23 February 2023

Global agriculture must reduce its dependence on phosphorus


Half of the available phosphorus in the soil comes from mineral fertilizers. Europe, Asia and North America show the highest concentrations. French researchers, “We need to accelerate the agroecological transition in rich countries by allocating the remaining resources to the global South”

by Matteo Cavallito


Global agricultural systems are “are extremely dependent on mineral phosphorus fertilisers.” That is, from compounds produced “from rock phosphate, a non-renewable resource that is patchily distributed across the Earth.” This imbalance therefore highlights “the importance of accelerating the agroecological transition in the Global North,” by allocating the remaining resources to the Global South and particularly to African nations characterized by less fertile soils. This is supported by a study by INRAE, the Institut national de la recherche agronomique, a French government agency, and Bordeaux Sciences Agro, a training school at the local university.

The authors, in particular, developed a model to simulate trends in available phosphorus in soils around the world from the middle of the last century to the present. The calculations are based on processing data on stocks of the element, crop yields, mineral fertilizer use, livestock numbers and international trade.

Half of the phosphorus in the soil comes from fertilizers

Globally, about 47 percent of the phosphorus in the soil is of human origin, that means it can be attributed to the use of mineral fertilizers. “This result reflects the intensification of agricultural systems that has taken place worldwide. Indeed, many countries have relied heavily on synthetic fertilisers since the 1950s.,” the authors explain.

Since then, the share resulting from the use of chemicals in agriculture in the total amount of phosphorus in the soil has increased significantly. In 2017, the latest year for which complete information is available, the figure exceeded 60 percent in Western Europe and North America.

Worldwide, however, the distribution remains highly uneven. Since the 1970s, measured concentrations in Europe have stabilized, thanks to a decrease in the use of mineral fertilizers while livestock effluents have helped to partially meet phosphorus needs. In the same decade, Asia began to experience growth in the phenomenon, later catching up with and surpassing the West. South America and Eastern Europe now have lower concentrations of about 40 percent. Finally, in Africa and Oceania, the share of phosphorus coming from fertilizers is less than 30 percent.

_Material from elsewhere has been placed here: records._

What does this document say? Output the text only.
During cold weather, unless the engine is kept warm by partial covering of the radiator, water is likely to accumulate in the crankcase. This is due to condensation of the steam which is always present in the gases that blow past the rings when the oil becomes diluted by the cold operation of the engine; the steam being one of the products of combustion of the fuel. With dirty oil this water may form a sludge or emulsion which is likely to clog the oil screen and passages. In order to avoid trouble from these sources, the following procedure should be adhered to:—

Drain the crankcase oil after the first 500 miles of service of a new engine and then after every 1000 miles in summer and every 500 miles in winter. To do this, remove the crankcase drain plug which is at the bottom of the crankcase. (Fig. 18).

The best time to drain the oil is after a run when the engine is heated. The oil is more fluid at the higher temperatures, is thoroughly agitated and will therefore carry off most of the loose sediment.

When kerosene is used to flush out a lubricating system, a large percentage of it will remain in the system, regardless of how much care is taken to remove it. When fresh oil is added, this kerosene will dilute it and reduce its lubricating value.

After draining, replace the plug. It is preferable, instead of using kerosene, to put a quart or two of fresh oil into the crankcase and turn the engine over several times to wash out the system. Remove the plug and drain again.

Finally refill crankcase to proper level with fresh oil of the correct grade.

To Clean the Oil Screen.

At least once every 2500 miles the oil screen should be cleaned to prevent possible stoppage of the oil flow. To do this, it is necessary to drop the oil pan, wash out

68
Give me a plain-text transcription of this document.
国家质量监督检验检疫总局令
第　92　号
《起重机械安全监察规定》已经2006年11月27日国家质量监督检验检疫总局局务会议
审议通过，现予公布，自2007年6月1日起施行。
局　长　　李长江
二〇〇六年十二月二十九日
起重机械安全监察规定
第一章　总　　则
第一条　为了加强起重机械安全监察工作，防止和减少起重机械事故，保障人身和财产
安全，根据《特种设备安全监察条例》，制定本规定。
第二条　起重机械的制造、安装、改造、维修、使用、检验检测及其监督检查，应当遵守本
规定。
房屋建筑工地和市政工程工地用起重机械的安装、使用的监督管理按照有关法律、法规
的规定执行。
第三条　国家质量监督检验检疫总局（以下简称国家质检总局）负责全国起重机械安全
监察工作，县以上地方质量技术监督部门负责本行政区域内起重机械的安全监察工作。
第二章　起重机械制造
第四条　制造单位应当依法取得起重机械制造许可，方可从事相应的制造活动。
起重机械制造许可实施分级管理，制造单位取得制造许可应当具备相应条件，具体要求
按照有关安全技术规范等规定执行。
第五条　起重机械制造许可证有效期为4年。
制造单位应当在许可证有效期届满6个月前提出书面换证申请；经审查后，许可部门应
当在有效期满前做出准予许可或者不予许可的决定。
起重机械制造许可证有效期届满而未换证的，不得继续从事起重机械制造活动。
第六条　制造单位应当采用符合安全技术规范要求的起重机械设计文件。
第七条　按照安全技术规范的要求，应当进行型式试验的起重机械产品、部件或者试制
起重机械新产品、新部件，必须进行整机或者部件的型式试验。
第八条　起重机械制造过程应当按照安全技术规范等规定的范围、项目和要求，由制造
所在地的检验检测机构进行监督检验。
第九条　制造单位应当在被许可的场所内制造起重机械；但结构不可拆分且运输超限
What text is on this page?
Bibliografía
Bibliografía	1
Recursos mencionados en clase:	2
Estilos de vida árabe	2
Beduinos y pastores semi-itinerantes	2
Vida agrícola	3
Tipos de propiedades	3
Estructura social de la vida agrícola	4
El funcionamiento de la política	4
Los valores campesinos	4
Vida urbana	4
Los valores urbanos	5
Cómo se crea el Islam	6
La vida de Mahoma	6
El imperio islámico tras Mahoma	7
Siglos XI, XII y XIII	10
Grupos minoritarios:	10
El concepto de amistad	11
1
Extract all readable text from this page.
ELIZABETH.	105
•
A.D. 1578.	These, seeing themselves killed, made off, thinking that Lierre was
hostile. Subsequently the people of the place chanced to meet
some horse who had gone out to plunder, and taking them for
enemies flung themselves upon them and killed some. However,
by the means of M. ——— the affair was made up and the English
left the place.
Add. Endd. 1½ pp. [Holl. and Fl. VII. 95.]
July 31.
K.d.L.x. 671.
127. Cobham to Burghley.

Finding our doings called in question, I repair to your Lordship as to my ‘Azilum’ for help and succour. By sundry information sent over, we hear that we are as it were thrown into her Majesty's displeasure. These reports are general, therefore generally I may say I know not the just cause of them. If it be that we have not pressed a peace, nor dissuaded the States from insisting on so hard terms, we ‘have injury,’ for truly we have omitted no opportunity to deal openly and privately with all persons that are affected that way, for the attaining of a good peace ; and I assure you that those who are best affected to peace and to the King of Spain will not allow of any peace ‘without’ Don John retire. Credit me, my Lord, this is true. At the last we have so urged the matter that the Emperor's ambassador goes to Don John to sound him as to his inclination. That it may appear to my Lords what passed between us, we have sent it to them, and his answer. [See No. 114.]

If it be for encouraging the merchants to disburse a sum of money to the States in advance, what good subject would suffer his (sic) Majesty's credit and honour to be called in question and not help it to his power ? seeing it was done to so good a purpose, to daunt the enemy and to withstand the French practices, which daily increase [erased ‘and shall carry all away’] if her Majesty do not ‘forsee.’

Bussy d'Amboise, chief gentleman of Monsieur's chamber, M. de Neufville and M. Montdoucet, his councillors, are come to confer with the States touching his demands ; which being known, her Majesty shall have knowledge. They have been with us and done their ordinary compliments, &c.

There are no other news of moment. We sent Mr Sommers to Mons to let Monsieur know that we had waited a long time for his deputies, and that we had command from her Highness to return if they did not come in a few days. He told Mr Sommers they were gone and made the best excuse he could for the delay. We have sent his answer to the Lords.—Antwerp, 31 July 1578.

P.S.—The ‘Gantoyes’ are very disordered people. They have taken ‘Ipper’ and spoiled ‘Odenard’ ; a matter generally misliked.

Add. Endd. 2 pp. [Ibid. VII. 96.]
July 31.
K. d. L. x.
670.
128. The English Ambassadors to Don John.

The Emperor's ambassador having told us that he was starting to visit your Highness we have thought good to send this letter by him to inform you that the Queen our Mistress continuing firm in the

Distribuzione del fosforo derivante dai fertilizzanti nel suolo agricolo globale. Fonte: INRAE, 2023

Distribution of fertilizer-derived phosphorus in global agricultural soil. Source: INRAE, 2023

The phosphorus’ peak in 2050

The numbers appear somewhat paradoxical when considering that 70 percent of natural phosphate is found in just one African nation, Morocco. Europe, by contrast, is substantially devoid of it. Against this backdrop, current agricultural models end up creating great stress on the market and production, generating the conditions for new problems in the future.

“At current rates of extraction,” the researchers explain, “we will likely reach peak phosphorus (the point of maximum resource production) by 2050. Such will probably lead to an increase in fertiliser prices and greater geopolitical tensions.”

Today, many countries around the world are overly dependent on phosphorus-based mineral fertilizers and are being called upon to take new paths to overcome this situation. Among the strategies suggested by researchers are improved resource recycling and the use of mixed cropping systems that combine crops and livestock. Such a mix is capable of delivering important benefits.

Alternative solutions to protect the environment

The processing of natural phosphate, the research states, produces significant pollution through mining and processing activities. The use of alternative solutions, consequently, is not only a way to respond to problems of cost and availability of the resource. But also a genuine environmental protection strategy.

In countries that have historically relied more heavily on phosphorus, reducing fertilizer use should not necessarily impact yields, “because crops can draw upon stocks of soil-available phosphorus, depending on soil type.”

The use of rotations and the use of certain crops in particular – such as white lupin or buckwheat, for example – can promote the release of phosphorus into the soil and increase its availability for following crops. Improving the recycling of organic matter, including livestock manure and sewage plant sludge, at the same time, also contributes to the maintenance of fertility.